Nitpicking? Compared to fellow nominee BlacKkKlansman, Green Book is anti-racism lesson-learning comfort food. I don’t think that has to be a bad thing — honestly, if someone who needs basic race-relations tips gleans any insight from this, then more power to it. But it’s a gentle throwback compared to today’s incendiary polemics, one that maybe drives a bit too smoothly toward its inevitable happy ending. It’s particularly quaint if you spend far too many hours a day on the battlefields of Twitter.

Of the two gentlemen, Mortensen is the far more distracting. It seems unfair for Viggo to take a plum part away from any number of Sopranos costars and Scorsese mob-movie henchmen still working and looking for parts in a Hollywood scene that cranks out far fewer Mafia films these days, which will likely dwindle away to nothing after the vitriolic reactions to Gotti. It was all I could do not to guffaw when one scene has him shouting, “Hey, I’m WORKIN’ here!” in his best Ratso Rizzo voice. And by “best” I don’t mean much.

For those who think “ebony and ivory” in and of itself isn’t relevant enough to today’s times, later Dr. Shirley reveals a deeper secret that gets him into an entirely different kind of trouble with the law, one of the few crimes worse to Deep Southerners than Riding While Black. It’s meant to add another layer to his already complex personality, one that alienates him even more from other blacks than his primness or his complete ignorance of Top 40 hits. But delete the one scene and it would have no effect on the rest of the film. If nothing else, it retroactively reduces some of his traits to yet another sort of stereotyping.

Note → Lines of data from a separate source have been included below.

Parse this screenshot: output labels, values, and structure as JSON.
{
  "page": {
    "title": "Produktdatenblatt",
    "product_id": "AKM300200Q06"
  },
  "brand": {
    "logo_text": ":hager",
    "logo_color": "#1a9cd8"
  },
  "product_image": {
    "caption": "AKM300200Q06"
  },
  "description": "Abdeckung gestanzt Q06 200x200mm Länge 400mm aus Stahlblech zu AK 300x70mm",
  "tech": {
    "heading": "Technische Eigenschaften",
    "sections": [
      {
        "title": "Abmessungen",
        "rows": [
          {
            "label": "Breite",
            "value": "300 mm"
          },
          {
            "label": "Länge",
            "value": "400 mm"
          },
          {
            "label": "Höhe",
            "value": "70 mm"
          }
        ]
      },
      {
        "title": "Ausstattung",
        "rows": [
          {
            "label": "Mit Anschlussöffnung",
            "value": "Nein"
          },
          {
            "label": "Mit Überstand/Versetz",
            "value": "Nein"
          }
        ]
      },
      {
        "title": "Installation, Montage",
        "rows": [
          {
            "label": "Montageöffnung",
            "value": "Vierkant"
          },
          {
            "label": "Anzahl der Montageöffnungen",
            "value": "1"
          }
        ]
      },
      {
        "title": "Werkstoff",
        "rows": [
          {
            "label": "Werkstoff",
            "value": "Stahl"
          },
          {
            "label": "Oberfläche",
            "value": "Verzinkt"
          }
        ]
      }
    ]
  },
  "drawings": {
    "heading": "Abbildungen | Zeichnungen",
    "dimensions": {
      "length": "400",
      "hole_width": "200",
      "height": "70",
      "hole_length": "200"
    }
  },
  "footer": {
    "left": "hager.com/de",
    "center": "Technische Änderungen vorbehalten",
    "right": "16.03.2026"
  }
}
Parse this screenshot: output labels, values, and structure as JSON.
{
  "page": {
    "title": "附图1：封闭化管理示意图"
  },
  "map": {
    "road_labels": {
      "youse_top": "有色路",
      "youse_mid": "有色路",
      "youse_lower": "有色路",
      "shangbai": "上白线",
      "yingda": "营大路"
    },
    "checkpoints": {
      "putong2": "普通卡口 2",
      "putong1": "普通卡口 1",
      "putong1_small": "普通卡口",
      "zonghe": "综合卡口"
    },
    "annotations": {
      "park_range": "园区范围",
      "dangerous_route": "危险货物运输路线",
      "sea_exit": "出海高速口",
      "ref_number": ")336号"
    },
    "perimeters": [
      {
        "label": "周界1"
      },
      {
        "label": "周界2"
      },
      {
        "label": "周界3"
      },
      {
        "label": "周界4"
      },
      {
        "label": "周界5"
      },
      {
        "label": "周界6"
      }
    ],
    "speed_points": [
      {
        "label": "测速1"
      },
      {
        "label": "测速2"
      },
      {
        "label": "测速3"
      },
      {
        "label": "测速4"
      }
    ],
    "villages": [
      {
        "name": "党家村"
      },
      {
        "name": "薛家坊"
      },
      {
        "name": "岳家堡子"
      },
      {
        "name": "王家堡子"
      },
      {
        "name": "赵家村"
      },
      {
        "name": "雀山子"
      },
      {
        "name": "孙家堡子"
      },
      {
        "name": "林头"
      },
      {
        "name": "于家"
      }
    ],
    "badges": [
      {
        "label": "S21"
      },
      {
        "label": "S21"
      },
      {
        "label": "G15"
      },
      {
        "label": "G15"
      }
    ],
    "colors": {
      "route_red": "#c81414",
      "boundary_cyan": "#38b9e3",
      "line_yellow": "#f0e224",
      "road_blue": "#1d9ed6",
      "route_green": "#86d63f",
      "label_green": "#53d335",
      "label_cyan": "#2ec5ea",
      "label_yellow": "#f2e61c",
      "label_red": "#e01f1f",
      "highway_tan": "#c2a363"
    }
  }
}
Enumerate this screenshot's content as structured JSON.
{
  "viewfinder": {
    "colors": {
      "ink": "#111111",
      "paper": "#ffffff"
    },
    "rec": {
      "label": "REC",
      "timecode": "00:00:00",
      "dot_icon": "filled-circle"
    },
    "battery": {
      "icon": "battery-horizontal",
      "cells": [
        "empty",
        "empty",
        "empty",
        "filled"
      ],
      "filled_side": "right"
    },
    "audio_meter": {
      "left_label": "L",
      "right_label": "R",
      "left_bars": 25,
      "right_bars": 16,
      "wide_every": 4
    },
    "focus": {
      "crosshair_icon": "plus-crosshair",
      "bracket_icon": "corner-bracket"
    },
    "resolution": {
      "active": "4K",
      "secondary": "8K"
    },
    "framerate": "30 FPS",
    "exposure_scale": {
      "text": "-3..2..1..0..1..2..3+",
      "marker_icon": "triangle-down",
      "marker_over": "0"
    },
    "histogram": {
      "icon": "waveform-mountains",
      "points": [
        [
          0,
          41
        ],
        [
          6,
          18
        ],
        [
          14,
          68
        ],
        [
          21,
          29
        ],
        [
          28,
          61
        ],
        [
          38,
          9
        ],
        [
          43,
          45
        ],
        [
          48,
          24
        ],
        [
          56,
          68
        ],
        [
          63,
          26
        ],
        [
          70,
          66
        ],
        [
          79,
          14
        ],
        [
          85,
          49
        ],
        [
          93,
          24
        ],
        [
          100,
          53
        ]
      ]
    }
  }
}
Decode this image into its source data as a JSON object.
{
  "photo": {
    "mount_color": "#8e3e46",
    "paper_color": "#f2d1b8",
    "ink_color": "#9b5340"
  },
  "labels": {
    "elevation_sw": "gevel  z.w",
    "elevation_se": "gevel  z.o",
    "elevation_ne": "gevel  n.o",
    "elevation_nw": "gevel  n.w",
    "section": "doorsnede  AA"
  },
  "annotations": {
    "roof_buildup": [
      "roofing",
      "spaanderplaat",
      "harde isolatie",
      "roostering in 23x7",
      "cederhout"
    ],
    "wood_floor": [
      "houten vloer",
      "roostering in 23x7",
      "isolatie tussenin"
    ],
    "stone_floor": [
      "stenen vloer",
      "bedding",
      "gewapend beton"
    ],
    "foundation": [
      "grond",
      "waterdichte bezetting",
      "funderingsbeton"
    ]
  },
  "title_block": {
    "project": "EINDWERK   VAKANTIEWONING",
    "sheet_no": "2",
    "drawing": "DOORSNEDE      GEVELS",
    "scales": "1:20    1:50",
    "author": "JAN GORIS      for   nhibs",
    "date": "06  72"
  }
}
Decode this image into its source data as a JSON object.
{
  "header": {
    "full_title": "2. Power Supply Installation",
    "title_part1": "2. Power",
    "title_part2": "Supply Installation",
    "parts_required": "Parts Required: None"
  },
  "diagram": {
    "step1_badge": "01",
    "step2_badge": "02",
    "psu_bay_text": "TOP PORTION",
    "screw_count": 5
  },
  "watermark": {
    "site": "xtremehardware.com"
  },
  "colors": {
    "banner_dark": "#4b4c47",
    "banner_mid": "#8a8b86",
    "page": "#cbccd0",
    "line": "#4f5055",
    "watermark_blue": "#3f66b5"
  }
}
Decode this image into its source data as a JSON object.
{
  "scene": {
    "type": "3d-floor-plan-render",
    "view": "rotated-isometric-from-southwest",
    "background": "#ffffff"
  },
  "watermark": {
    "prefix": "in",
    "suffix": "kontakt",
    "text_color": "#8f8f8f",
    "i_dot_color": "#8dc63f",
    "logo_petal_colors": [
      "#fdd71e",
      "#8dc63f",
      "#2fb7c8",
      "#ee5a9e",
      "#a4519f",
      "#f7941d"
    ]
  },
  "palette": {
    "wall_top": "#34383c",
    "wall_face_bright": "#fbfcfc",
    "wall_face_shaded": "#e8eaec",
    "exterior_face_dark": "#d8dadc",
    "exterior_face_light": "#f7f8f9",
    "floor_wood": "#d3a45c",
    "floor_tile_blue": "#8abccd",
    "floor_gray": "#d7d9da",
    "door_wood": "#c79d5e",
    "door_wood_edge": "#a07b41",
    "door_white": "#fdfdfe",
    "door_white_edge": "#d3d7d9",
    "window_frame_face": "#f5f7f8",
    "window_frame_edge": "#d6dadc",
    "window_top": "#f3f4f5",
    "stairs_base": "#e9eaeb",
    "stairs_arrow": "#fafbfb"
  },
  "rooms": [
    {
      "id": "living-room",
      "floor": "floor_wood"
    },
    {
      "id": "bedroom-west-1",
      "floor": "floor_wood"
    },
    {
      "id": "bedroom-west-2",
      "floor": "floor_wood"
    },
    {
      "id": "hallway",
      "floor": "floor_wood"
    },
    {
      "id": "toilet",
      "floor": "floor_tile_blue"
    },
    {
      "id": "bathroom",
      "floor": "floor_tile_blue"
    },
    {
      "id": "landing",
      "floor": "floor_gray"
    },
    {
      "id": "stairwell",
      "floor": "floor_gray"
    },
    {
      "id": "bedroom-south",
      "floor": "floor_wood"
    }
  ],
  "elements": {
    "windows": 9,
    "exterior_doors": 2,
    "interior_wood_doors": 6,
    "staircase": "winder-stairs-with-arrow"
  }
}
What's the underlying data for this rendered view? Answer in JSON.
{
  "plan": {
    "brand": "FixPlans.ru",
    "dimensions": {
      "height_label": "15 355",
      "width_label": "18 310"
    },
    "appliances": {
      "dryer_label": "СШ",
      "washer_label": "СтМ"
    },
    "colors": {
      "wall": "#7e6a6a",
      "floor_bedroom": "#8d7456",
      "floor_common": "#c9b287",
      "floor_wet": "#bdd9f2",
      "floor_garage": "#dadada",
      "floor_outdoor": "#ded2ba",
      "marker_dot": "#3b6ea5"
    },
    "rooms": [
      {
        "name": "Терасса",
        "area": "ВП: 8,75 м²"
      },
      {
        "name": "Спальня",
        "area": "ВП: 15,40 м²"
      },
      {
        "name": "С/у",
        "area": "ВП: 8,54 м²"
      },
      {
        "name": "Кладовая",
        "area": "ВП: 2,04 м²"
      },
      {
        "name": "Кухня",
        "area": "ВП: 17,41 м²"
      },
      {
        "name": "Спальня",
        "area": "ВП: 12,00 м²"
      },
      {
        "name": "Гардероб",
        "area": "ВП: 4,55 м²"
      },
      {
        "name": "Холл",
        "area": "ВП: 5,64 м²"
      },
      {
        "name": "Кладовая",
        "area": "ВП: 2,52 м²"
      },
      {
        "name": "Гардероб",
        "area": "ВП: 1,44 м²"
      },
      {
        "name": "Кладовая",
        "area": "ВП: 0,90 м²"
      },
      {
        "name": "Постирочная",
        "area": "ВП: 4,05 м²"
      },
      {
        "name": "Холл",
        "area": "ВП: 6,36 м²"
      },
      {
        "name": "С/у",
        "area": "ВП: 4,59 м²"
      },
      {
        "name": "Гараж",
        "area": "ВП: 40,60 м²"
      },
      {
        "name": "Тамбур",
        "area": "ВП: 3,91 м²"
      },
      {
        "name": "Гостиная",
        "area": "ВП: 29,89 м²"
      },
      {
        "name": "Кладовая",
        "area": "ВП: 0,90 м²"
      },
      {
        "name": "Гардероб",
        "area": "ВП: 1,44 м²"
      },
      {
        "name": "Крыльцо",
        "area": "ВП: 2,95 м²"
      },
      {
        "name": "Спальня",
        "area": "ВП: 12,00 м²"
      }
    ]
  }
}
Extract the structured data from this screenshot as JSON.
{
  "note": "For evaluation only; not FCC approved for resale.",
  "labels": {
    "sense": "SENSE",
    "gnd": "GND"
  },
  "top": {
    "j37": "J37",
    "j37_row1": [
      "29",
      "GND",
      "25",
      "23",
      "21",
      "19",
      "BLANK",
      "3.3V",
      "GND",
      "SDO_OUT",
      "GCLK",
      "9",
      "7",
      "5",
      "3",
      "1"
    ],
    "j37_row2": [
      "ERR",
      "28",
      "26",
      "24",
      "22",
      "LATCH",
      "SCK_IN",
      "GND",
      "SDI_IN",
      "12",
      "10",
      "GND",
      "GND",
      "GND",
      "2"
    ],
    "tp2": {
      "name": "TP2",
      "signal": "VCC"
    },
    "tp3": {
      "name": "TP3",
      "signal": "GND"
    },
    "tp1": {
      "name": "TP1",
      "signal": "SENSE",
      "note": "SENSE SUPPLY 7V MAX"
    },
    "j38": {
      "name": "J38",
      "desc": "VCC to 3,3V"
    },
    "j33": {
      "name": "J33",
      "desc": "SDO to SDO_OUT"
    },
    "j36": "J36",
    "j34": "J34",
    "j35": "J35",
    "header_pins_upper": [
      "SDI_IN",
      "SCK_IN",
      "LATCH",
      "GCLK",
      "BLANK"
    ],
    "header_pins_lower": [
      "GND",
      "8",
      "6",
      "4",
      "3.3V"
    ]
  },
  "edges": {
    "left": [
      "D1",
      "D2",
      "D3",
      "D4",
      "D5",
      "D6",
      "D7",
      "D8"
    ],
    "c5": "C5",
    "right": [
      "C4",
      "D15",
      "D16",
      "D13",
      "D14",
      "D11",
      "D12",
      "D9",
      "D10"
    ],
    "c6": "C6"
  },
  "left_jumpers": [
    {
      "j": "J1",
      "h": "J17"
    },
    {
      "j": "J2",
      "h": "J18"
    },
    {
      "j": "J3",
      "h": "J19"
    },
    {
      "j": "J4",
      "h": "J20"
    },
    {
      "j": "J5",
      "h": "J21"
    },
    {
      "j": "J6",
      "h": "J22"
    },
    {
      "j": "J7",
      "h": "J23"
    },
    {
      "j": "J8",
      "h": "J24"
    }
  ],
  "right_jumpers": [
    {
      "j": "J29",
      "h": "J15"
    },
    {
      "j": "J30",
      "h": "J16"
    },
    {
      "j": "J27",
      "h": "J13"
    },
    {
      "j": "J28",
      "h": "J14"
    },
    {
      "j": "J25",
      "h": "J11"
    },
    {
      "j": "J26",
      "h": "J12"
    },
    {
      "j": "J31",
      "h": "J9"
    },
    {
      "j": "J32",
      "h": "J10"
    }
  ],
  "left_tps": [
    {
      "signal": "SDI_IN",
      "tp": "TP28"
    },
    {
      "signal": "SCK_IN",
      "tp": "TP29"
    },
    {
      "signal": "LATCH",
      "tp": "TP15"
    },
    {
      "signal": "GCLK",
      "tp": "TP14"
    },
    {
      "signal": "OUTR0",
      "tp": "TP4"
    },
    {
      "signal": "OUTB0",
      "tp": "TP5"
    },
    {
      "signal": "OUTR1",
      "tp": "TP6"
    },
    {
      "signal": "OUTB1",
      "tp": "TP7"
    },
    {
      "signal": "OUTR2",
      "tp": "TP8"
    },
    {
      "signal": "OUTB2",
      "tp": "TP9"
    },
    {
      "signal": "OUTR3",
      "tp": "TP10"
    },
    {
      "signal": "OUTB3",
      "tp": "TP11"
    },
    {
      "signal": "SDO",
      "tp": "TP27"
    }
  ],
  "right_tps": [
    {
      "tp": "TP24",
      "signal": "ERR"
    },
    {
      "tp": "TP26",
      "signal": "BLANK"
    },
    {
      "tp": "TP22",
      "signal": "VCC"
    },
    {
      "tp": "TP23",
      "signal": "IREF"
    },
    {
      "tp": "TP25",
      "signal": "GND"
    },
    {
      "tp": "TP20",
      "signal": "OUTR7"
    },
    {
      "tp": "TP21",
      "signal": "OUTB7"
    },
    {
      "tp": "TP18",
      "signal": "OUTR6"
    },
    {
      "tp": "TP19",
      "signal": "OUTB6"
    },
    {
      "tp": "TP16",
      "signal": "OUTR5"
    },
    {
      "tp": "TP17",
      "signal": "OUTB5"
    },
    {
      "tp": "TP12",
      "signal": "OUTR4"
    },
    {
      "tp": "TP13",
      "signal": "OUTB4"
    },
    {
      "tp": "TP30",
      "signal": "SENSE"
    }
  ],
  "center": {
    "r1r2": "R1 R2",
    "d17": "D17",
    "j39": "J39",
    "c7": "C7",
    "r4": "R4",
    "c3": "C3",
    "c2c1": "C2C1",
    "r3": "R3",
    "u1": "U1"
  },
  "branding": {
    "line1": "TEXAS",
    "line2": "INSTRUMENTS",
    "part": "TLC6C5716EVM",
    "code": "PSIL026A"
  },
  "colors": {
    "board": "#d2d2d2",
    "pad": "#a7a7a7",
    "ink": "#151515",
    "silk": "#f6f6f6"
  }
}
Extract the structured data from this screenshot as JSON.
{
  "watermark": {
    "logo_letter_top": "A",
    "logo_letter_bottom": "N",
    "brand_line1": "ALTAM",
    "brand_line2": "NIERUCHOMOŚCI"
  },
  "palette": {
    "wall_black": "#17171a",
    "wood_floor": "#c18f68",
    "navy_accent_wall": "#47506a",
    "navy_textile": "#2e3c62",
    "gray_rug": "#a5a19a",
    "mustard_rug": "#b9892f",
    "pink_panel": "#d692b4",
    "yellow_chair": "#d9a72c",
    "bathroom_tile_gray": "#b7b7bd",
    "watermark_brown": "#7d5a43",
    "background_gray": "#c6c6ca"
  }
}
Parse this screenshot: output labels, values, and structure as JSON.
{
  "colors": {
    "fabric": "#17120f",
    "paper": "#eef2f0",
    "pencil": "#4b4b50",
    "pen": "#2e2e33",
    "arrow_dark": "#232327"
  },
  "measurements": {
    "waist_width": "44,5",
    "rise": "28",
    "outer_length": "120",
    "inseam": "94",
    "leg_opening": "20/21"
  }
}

So what’s to like? PG-13 condemnations of bigotry have their place and can reach audiences that would deflect harsher material without thinking twice, even if they’re not exactly pioneering this terrain. It’s not a bad thing to give an audience hope that we really can one day transcend humankind’s most arbitrary divisions. There’s a certain CBS-style simple, relaxing pleasure in enjoying easy victories over one-note adversaries who strain to avoid the dreaded N-word for as long as possible. And Mahershala Ali makes a darn watchable Felix Unger, who even gives us a few scenes of piano virtuosity without a body double…assuming visual effects haven’t come that far along yet.

How about those end credits? No, there’s no scene after the Green Book end credits, but they do confirm the bulk of filming took place in Louisiana and New York, which means the one scene set in Hanover, Indiana, was a big fat lie.